02 - Boil macaroni in salted water until just al dente. Drain and set aside.
03 - In a medium saucepan, melt butter over medium heat. Whisk in flour and cook, stirring constantly, for 1 minute.
04 - Gradually pour in milk, whisking continuously until smooth and thickened, about 4 to 5 minutes.
05 - Reduce heat to low. Add cheddar, mozzarella, and cream cheese, stirring until completely melted.
06 - Stir in gochujang, Dijon mustard, smoked paprika, and black pepper. Season with salt according to taste.
07 - Fold chopped kimchi, kimchi juice, and spring onions into the cheese sauce.

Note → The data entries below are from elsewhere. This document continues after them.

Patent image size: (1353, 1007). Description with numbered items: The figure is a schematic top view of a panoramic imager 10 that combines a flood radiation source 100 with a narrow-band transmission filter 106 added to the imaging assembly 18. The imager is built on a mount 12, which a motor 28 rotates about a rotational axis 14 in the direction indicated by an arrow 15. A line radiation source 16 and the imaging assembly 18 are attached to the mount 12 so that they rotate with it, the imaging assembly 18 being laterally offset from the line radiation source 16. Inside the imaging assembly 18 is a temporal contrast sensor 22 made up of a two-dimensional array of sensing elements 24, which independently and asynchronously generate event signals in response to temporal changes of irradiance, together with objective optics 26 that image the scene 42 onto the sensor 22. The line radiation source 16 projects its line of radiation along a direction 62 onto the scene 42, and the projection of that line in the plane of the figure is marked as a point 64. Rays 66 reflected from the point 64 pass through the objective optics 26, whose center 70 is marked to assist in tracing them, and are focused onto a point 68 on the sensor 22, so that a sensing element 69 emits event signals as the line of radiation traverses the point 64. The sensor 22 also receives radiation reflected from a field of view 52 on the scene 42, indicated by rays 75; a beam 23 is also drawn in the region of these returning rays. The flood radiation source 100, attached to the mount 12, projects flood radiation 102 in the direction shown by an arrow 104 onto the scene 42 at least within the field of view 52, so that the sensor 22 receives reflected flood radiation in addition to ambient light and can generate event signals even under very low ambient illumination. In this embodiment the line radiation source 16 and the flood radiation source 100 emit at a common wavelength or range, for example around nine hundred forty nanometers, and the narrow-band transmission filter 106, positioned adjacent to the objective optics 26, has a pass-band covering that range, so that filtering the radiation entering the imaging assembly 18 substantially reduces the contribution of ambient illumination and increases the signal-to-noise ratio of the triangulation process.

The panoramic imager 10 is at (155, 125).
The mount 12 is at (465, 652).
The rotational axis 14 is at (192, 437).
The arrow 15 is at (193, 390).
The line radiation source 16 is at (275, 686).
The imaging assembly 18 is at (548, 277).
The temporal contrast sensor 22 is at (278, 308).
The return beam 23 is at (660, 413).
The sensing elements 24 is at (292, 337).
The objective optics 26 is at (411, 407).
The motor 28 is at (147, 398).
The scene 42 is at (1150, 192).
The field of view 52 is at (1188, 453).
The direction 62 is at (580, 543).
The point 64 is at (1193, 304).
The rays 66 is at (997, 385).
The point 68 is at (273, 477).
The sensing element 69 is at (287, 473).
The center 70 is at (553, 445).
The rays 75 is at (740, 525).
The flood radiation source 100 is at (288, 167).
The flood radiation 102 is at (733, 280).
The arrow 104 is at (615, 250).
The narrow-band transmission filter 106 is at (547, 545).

08 - Add drained macaroni to cheese sauce. Mix until noodles are evenly coated. Transfer entire mixture to prepared baking dish.
09 - In a mixing bowl, combine panko, sesame seeds, melted butter, and sesame oil. Sprinkle topping evenly across pasta.
10 - Bake uncovered for 15 to 20 minutes until top is golden and edges are bubbling. Allow to cool slightly before serving.